If you want to gather even more addresses, you might try my Whois Lookup Tool. This tool will (attempt to) show you the contact information for the owners of the domains you have found above. You only want to enter the second-level domains names. In this case, you would enter the following domains, one by one, into the Whois Tool: CGI.BR, dreamhost.com, LEASEWEB.COM, NEWDREAM.NET, next-jobathome.com, silva-server.com, SOFTCOM.COM, SOFTLAYER.COM, totaalholding.nl, and whservidor.com Note that some domains will list contact email addresses, but some don't because the owners of the domain have opted to hide their contact information (usually, for a fee).

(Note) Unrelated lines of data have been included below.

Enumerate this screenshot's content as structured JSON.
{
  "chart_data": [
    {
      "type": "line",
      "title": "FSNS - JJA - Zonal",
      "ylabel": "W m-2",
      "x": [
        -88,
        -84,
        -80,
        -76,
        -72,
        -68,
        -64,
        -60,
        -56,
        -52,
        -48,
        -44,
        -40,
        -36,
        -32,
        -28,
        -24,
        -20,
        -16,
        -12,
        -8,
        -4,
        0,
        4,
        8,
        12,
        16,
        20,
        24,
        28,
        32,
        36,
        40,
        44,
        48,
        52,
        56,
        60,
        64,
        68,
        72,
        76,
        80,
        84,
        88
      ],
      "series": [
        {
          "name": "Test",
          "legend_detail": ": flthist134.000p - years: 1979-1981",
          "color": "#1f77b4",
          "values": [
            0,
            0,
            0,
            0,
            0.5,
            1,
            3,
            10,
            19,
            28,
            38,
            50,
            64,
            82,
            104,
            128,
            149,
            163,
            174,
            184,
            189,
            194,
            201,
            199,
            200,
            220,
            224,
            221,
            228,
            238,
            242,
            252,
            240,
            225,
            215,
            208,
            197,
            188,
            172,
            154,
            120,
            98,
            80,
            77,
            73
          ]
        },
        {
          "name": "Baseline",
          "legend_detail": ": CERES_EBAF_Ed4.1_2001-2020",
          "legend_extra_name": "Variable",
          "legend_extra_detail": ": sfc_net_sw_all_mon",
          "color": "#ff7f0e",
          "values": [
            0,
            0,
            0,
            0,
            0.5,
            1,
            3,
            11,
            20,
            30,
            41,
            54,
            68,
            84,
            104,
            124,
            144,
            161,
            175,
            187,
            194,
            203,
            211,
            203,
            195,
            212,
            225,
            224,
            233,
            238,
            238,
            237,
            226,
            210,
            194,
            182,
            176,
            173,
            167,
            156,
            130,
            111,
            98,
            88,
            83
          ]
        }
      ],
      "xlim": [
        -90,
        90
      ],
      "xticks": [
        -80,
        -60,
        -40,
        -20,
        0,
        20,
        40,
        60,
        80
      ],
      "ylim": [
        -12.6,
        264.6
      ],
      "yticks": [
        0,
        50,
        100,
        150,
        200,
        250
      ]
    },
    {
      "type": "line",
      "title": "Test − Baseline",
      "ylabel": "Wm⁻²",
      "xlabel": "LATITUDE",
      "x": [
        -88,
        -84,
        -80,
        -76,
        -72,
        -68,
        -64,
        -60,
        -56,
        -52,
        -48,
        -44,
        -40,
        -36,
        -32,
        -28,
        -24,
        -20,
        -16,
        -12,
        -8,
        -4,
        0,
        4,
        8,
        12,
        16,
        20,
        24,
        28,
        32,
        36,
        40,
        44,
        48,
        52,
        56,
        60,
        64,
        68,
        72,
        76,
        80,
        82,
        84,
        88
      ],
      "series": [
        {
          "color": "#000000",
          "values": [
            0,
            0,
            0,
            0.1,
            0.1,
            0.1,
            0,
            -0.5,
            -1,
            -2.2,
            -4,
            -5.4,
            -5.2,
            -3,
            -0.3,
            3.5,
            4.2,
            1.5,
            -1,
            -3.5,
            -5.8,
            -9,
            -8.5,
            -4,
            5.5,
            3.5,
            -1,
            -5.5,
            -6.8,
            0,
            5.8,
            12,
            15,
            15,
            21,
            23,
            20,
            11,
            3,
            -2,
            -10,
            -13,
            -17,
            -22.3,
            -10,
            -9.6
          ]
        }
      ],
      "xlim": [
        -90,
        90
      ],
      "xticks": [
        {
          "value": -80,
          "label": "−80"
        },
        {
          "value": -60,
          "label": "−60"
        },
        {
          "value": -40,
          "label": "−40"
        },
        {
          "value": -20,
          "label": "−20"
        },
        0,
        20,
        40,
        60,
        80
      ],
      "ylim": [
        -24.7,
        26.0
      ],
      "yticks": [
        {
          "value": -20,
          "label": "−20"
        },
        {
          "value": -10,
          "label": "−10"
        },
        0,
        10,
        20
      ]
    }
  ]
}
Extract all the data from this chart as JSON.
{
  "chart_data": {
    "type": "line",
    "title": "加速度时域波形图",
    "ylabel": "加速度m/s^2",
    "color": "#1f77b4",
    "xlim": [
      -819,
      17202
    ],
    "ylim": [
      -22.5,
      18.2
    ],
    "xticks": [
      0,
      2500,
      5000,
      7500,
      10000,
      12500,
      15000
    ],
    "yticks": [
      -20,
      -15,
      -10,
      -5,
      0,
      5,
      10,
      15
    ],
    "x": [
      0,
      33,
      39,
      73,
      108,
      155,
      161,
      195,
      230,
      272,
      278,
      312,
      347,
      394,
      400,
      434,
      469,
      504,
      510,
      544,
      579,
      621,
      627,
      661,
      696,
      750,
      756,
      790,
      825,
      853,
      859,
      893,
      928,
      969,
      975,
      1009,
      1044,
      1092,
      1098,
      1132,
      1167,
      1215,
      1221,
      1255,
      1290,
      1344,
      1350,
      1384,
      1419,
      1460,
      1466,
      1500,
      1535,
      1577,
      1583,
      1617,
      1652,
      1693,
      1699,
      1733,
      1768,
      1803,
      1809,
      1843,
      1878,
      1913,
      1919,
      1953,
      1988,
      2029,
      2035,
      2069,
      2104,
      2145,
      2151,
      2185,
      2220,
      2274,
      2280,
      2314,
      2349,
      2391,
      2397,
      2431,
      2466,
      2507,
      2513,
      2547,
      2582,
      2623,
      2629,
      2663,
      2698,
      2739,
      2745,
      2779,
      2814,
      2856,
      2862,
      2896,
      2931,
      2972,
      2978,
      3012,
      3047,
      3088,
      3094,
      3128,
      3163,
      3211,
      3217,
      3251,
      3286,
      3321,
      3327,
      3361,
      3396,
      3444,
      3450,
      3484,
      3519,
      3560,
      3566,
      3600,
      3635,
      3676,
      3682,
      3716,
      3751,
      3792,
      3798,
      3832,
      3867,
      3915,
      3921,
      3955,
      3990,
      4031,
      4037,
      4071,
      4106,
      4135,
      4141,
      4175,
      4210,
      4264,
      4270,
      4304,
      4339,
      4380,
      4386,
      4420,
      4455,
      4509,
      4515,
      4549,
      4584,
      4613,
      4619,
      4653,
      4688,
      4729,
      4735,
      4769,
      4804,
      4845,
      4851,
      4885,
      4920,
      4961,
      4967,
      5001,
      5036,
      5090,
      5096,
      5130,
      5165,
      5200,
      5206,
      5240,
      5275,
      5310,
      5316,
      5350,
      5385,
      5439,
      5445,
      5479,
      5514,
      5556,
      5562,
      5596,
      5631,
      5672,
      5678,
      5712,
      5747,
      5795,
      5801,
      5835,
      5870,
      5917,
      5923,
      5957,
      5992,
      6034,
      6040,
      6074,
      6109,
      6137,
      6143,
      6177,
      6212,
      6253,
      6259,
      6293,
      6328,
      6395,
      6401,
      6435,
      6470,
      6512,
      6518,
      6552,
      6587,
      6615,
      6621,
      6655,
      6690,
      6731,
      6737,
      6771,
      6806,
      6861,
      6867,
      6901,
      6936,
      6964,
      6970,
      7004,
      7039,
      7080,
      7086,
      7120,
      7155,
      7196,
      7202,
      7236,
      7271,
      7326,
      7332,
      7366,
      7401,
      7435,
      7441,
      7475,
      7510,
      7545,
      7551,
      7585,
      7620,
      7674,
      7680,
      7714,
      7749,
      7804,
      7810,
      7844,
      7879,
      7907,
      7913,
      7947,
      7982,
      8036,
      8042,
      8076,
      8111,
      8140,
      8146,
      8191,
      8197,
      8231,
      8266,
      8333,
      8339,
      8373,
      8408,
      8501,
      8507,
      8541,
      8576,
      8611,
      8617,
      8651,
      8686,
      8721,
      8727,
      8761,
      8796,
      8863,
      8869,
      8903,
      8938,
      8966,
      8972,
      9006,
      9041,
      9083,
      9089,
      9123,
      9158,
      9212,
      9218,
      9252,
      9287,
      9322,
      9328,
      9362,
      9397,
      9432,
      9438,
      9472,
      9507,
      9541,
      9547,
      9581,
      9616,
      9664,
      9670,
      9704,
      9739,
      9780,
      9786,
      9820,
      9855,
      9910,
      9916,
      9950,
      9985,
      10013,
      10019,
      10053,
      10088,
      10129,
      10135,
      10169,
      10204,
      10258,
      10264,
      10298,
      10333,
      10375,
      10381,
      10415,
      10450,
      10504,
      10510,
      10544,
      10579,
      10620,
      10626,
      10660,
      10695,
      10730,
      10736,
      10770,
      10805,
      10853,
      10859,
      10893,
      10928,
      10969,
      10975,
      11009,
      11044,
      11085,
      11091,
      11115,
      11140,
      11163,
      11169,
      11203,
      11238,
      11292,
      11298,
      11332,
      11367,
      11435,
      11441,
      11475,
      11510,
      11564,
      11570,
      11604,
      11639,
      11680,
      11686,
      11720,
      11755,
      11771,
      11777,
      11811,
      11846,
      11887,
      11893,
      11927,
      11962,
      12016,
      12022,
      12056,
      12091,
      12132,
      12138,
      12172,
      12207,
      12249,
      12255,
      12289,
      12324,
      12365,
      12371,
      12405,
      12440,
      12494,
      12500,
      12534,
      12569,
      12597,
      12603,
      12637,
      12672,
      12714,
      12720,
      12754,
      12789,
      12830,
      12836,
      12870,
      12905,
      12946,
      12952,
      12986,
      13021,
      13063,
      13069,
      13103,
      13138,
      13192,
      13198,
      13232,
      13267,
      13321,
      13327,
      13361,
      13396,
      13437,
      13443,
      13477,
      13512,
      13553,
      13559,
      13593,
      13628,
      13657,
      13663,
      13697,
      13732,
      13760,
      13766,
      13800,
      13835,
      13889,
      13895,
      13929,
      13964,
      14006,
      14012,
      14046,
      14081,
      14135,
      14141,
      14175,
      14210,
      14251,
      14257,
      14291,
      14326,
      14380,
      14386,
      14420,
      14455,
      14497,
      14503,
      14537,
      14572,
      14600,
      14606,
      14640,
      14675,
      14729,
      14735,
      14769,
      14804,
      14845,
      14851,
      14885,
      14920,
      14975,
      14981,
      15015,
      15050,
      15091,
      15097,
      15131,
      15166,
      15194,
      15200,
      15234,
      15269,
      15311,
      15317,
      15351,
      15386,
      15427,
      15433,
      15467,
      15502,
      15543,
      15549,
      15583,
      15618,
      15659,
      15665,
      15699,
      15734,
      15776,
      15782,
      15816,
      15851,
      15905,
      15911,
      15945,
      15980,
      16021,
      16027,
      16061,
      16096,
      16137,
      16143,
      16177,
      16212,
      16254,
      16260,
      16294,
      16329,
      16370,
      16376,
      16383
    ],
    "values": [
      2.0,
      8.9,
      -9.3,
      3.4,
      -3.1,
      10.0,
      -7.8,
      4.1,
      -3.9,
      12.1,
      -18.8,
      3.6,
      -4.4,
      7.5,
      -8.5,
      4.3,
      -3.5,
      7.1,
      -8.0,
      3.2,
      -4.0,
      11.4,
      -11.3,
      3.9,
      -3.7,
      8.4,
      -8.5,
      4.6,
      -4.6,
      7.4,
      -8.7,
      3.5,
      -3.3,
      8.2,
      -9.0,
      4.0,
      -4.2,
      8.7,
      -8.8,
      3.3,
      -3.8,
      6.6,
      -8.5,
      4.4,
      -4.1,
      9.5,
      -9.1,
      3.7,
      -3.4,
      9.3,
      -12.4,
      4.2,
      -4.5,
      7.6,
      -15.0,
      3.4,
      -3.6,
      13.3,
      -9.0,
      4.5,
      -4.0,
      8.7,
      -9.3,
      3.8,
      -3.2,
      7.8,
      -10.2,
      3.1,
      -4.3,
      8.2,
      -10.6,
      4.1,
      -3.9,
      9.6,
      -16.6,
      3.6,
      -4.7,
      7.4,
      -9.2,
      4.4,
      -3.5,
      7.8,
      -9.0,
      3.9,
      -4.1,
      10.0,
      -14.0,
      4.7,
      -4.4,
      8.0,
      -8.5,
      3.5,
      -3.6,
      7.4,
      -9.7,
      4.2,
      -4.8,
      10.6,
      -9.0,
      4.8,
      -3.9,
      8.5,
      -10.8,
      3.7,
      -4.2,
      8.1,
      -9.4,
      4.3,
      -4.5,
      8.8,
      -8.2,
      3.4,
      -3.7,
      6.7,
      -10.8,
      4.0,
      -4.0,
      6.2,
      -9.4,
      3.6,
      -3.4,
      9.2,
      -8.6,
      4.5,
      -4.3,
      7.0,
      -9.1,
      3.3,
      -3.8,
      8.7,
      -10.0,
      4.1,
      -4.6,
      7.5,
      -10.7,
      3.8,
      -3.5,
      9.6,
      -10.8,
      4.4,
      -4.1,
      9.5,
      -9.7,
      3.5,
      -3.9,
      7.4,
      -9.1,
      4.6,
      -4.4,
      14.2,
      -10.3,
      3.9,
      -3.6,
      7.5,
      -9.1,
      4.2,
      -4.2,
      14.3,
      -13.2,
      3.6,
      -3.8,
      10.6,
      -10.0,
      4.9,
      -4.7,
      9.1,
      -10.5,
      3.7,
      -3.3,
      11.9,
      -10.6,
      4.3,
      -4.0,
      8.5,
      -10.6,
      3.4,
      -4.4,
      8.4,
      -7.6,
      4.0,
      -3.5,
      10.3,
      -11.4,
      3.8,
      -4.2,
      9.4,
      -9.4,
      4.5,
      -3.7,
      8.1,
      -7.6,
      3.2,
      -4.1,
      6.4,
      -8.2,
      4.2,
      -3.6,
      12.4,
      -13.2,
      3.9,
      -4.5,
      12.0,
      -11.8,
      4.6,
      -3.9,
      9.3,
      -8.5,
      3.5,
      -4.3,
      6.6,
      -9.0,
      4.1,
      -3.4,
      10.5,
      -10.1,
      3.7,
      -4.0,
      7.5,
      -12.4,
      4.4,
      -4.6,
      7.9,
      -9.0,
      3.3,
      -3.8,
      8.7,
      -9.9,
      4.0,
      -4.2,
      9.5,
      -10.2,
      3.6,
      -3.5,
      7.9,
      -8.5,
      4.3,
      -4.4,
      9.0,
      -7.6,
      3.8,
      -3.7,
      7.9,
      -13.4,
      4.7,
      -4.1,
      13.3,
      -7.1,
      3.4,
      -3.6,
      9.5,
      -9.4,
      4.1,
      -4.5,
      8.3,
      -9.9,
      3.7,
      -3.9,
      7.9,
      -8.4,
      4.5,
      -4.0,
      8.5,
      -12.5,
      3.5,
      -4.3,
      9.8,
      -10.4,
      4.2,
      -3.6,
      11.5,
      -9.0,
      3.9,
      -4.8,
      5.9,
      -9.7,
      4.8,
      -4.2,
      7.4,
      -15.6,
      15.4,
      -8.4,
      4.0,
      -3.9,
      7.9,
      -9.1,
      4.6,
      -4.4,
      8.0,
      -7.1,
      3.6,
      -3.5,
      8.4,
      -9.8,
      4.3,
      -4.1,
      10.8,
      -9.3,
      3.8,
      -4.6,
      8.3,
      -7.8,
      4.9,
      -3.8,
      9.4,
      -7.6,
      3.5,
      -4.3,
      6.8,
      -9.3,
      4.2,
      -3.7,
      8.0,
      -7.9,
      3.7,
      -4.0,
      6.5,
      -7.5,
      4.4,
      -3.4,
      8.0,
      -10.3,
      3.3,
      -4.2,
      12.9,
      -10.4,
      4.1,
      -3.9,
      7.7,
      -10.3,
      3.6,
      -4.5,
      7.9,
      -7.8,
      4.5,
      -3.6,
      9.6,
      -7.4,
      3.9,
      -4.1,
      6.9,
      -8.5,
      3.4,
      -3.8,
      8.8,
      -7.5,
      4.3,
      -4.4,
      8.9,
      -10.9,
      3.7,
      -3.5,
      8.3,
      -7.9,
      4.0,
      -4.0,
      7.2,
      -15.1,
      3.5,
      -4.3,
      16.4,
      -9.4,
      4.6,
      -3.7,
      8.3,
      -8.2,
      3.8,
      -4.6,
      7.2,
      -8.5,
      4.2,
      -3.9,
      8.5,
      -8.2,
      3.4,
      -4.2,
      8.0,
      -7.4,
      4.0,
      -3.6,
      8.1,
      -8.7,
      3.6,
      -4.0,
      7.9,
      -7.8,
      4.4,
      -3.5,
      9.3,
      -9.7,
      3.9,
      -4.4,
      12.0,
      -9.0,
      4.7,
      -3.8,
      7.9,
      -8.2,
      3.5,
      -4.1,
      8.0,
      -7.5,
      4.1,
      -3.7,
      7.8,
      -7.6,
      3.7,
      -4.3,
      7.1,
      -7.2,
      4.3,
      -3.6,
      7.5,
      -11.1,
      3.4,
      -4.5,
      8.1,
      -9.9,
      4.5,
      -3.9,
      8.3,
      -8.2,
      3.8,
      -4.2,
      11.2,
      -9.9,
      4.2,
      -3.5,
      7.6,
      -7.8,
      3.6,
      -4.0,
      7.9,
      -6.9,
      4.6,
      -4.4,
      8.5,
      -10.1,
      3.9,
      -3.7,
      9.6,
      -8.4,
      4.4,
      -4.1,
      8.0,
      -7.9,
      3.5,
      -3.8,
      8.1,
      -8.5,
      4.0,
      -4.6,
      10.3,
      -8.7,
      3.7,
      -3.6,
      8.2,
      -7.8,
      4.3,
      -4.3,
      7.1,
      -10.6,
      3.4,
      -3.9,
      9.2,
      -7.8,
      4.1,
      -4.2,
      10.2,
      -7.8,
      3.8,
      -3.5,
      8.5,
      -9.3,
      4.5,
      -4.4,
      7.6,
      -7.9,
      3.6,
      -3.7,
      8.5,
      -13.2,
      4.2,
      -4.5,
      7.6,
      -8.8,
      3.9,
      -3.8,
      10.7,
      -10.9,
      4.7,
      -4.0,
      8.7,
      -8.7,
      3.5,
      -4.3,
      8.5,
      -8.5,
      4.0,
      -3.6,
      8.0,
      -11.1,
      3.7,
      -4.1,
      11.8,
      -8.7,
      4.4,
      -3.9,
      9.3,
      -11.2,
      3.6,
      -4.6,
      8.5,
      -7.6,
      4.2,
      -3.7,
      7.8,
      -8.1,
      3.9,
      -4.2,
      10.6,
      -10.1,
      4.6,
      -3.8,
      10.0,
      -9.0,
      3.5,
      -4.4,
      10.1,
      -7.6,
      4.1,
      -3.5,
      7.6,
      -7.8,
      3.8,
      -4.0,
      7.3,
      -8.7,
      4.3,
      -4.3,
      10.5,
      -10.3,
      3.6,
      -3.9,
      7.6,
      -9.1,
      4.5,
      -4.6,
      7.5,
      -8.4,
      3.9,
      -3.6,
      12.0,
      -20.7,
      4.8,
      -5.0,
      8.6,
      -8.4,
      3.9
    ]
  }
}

Finally, you can use my Fingerprint tool to find out what operating system these machines are running. Simply enter in the domain names you found above using nslookup into the Fingerprint tool to find out what they are running. In my case, I found these:

IP Address	Domain from Melissa	Domain from nslookup	Web server and OS	Email Addresses
67.219.58.161	SOFTCOM.COM	silva-server.com	Apache/2.2.21 (Unix)	abuse@SOFTCOM.COM, support@softcom.com, webmaster@silva-server.com
216.36.57.157	SOFTCOM.COM	N/A	N/A	abuse@SOFTCOM.COM, support@softcom.com
69.163.239.247	NEWDREAM.NET	bucharest.dreamhost.com	N/A	abuse@dreamhost.com, support@dreamhost.com
174.122.60.235	SOFTLAYER.COM	nex.next-jobathome.com	Apache/2.2.16 (Unix)	support@softlayer.com, abuse@softlayer.com, abuse@next-jobathome.com
85.17.199.93	LEASEWEB.com	www13.totaalholding.nl	Apache/2.2.22 (Unix)	abuse@leaseweb.com, support@leaseweb.com, webmaster@totaalholding.nl
200.98.197.42	CGI.BR	whl0023.whservidor.com	Apache	info@cgi.br, abuse@whservidor.com, webmaster@whservidor.com

As you can see, it looks like the machines used in this Distributed Denial of Service are all running Unix and Apache; the attacker may have been using a known exploit against Apache or Unix in order to use these machines as he pleases. Also, a quick check against the Apache website shows that the current version of Apache is 2.4.1. Since these websites are running older versions, its likely that they are missing a number of security updates for their webservers (and probably also their Operating Systems); of course, if these ISPs (or the customers of the ISPs) are not installing the latest hotfixes, patches, and versions of software, they are leaving themselves (and you) vulnerable to attack.   Later, when we contact the ISPs, it may help us craft a better email if we know what systems they are running.